Student Learning
I will:
- Develop a story about the importance of water to Indigenous life
- Explain why water forms would not be a part of the Peace and Friendship treaties
- Role play whether or not to build a dam in a community
- Illustrate a Keluwoskap story
- Examine the impact of development decisions on the environment
Importance of Water
Water is one of the sacred elements of Indigenous cultures. It has always been regarded as something to be shared and not owned. Wolastoqey and Passamoquoddy flags demonstrate its importance even today.
In the often-dense woods which are New Brunswick, water was the highway for Indigenous people. People had to learn great skill in navigating while canoeing over rocks on fast flowing rivers or dealing with wind on the sea.

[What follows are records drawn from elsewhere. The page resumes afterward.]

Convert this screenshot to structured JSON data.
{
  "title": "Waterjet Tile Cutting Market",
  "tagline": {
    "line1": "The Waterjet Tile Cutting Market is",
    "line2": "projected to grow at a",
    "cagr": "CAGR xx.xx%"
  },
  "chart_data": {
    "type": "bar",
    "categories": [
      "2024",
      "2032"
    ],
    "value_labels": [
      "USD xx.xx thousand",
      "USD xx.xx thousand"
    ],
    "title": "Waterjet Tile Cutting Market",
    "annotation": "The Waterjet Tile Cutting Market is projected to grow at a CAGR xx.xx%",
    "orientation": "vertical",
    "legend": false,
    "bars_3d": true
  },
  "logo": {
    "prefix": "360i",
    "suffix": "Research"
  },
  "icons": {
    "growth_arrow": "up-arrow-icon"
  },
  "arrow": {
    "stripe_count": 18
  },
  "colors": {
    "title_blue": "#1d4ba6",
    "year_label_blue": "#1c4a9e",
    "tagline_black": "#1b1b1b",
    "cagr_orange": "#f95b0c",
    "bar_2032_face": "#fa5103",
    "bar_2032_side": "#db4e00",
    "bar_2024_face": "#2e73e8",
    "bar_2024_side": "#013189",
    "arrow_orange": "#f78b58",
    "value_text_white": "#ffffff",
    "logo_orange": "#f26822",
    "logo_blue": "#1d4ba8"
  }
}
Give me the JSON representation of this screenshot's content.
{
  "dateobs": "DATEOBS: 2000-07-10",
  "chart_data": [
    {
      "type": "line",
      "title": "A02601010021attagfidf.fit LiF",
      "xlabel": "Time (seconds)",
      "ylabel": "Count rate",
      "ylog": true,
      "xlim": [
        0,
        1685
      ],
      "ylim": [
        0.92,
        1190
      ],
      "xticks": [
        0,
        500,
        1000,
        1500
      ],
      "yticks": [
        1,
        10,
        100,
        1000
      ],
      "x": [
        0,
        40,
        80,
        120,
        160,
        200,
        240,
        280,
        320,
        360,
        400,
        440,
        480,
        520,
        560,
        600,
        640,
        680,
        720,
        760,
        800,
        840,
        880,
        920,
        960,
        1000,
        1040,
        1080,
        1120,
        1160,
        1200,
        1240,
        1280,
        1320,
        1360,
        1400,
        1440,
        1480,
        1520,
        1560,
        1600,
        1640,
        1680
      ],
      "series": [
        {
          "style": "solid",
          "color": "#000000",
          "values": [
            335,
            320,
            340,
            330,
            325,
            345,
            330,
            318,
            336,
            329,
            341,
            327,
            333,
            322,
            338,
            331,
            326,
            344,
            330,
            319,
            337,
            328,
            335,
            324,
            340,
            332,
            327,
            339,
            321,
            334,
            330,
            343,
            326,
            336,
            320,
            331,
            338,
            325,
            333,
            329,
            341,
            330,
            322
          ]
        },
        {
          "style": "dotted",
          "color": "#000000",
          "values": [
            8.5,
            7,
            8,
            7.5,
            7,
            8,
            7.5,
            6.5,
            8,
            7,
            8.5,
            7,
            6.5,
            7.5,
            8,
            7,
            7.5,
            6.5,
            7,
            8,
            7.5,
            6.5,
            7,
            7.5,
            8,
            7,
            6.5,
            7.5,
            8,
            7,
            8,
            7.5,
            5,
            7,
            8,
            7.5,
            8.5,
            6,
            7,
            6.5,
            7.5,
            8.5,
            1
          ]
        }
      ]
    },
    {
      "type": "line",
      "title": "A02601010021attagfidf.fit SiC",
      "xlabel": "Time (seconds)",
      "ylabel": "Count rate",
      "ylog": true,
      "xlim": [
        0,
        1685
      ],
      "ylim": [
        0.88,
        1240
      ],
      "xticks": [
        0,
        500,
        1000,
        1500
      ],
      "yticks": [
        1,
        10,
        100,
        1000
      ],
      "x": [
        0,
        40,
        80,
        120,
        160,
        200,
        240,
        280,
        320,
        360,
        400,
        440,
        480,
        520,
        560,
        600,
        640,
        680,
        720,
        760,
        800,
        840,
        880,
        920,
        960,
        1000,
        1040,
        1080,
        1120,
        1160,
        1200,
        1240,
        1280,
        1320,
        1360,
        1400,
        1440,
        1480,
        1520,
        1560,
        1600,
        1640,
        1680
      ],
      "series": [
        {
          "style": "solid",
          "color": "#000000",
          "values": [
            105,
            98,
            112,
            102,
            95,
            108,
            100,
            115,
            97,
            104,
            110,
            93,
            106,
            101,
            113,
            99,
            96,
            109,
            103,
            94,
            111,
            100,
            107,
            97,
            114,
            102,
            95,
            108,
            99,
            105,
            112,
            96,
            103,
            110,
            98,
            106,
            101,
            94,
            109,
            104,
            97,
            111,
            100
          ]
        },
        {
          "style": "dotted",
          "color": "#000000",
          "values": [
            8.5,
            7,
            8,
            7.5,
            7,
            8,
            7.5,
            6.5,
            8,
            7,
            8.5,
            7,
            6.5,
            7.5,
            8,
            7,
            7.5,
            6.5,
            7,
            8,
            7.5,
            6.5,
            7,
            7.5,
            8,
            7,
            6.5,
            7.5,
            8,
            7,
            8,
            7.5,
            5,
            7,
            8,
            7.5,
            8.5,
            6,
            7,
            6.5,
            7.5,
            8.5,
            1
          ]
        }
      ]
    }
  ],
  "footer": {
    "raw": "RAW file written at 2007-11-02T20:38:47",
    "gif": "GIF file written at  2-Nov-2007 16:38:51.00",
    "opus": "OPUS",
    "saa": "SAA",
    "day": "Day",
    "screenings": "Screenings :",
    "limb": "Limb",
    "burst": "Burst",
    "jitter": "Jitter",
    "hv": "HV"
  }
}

Recognizing the importance and generosity of Mother Earth, Indigenous people used water with great reverence. Near water, wildlife was taken for clothing, tools, jewellery and food. The forest and plant life which also depended on water offered food, shelter, warmth and medicine.
Water served many purposes.
It was used for transportation, in remedies, in ceremonies, and for bathing, cooking and recreation. It also provided a way to make wood pliable and to construct toboggans, canoes, snowshoes, and baskets and to make leather supple for clothing. Women used water to soften porcupine quills so they could decorate clothing, pouches and quivers. The symbols created on these articles were important symbols for demonstrating aspects of culture.
By being immersed in water, thin strips of wood could be bent without breaking. Once the wood for a snowshoe frame was bent to a proper curve, it was bound together with spruce roots or rawhide. Water was necessary to mix with herbs such as Labrador tea, cedar, burdock and wintergreen to make a liquid that became a remedy for sickness.
Mi’kmaq, Passamoquoddy (Peskotomuhkati) and Wolastoqewyik looked upon water as a vital, living element in their environment. It was used as the transportation web as people followed the cycle of the seasons and changed their home base frequently. Indigenous people did most of their hunting in the winter in the shelter of the forest and they fished in the summer along the coast. They knew many ways of hunting and fishing, varying their methods with the seasons and habits of the birds, animals and fish often using water as a way to do this successfully. Salmon and trout were speared at night by torch light in the pools where they had rested after jumping over waterfalls. Sturgeon and bass were taken by harpoons and lances from the sides of the canoe as they circled in the rim of the light supplied by torches. To catch eels, a small bag was placed in the opening of a wooden fence built across a river where it was narrowest. In the winter, Indigenous people looked for the breath of bears in hollows in trees. They drew them out by mounting the trees and using spears. Beavers were hunted by breaking down their houses and were caught with spears while they were fleeing. Moose were taken by ambush or with dogs through the deep snow until they were fatigued. Indigenous people knew a call for every animal – a snort for a stag; a hiss for a beaver. This is evident in the number of oral histories and sacred stories they told.
While access to water was vital to protecting Indigenous ways of living, the access to use of water was not covered in the Peace and Friendship Treaties.